The physical examination of the patient may include the tenderness on dorsiflexion of the ankle. The tendon sheath may be swollen and crepitant with ankle motion in severe cases.
Nodular swelling may be detected. Retrocalcaneal bursitis may present with swelling, warmth or bogginess immediately anterior to the tendon insertion.
It is also important to identify any ankle, leg and foot deformities such as leg –length discrepancies, equinus deformity and scoliosis.
Other tests need to be considered are Thompson test to rule out the rupture of the tendon and single limb heel rise test.
The investigations that is needed include blood test for any sign of inflammatory arthritis.
The imaging techniques include standing foot radiographs and MRI as well as ultrasound.
The standing foot radiographs may include AP , lateral and oblique views. It is important to assess the Haglund prominence and identify any intratendinous calcification to show chronic tendinosis or insertional spurring of the calcaneus.
MRI of the Achilles tendon may reveal homogenous low signal on all sequences, the normal thickness is less than 8 mm,crescentic shape, flat or concave anterior margin and ovoid shape at its insertion onto the calcaneus.
MRI of chronic Achilles Tendinopathy may reveal thickness more than 8 mm, enlarged tendon, heterogeneous increased signal intensity within tendon on T1 weighted views and loss of normal concave margin anteriorly.

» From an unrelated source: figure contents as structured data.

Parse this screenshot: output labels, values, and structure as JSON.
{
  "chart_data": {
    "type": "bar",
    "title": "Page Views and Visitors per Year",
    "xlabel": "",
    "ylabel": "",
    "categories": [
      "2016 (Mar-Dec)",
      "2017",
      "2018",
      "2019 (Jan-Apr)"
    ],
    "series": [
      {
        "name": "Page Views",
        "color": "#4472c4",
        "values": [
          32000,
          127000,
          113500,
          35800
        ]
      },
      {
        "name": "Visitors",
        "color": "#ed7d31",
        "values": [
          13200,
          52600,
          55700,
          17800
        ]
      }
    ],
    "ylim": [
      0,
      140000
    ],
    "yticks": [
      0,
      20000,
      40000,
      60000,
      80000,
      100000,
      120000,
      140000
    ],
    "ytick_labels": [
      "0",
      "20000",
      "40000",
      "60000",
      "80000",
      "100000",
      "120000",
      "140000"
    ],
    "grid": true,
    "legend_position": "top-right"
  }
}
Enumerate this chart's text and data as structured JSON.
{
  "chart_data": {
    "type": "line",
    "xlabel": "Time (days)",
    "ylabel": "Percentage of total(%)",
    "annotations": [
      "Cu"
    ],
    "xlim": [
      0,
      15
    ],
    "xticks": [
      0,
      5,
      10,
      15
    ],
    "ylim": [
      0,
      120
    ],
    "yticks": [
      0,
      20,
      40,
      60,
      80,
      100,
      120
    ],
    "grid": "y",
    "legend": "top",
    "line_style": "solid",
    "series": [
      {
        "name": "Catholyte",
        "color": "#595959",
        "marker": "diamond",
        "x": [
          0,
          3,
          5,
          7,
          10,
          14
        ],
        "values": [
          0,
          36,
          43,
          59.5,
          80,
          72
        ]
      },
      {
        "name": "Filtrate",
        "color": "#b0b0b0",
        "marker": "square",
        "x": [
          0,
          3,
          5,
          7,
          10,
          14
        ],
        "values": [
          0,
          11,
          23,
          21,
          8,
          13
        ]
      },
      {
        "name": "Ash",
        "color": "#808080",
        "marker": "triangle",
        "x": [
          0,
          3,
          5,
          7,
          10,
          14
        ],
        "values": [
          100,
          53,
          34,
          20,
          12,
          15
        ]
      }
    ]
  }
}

MRI of acute paratenonitis reveals loss of sharp interface between tendon and pre –Achilles fat. There will be low signal intensity within the tendon itself. On T2 weighted views, high signal intensity around the tendon and pre – Achilles fat.
MRI of Achilles rupture reveals the rupture at 3-5 mm above calcaneal insertion. In case of complete rupture MRI shows a loss of continuity with gap formation while partial rupture may reveal focal areas of high signal intensity on T2 weighted sequence images within the tendon substance with preservation of continuity of the tendon.

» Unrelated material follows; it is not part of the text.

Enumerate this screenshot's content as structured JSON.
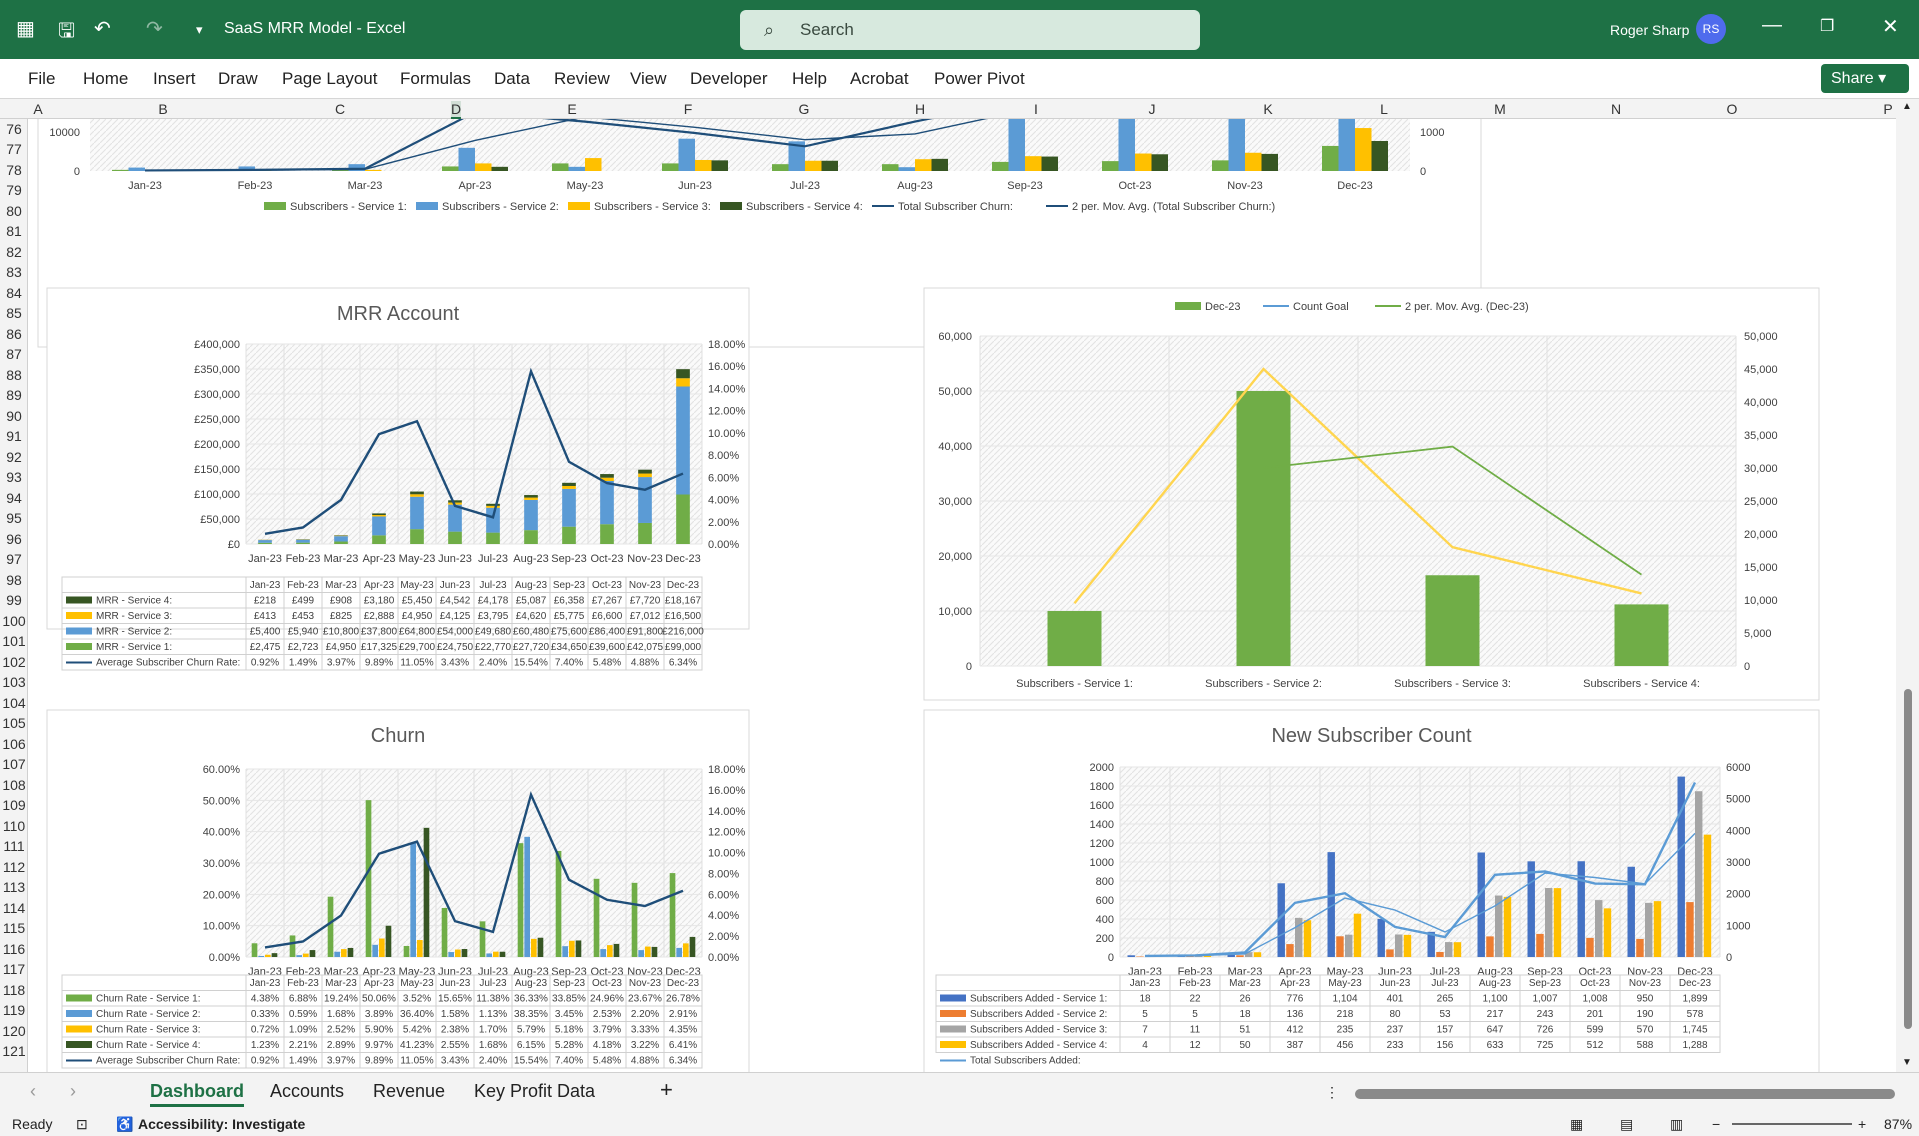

Ultrasound may reveal the fluid around the tendon, tendon tear, tendon abnormalities and peritendinous adhesions.
The treatment of Achilles Tendinitis in early acute phase may include NSAIDS, heel lift, ice, rest, footwear modification and orthotic correction of the foot and leg abnormality. It is important to modify the activities and perform Achilles stretching.
Symptoms and inflammation may be relieved with retrocalcaneal bursa injection. A trial of cast or boot immobilization is considered if patient remains unresponsive to any treatment.
Corticosteroid injection should be avoided as it may cause tendon sheath rupture.
Ultrasound therapy, phonophoresis, iontophoresis and short term heel wedge are considered as physical therapy.
In term of medication NSAIDS and analgesic are considered to treat Achilles Tendinitis.
If any non operative treatment has failed after 3 -6 months trying., consider removal or release of the paratenon through a straight medial incision in case of paratenonitis.
In Achilles Tendinosis, it requires intratendinous debridement, retocalcaneal bursectomy and Haglund exostectomy. It may also require augmentation or local tendon transfer such as plantaris or flexor hallucis longus .
The prognosis of Achilles Tendinitis is good but with prolonged recovery.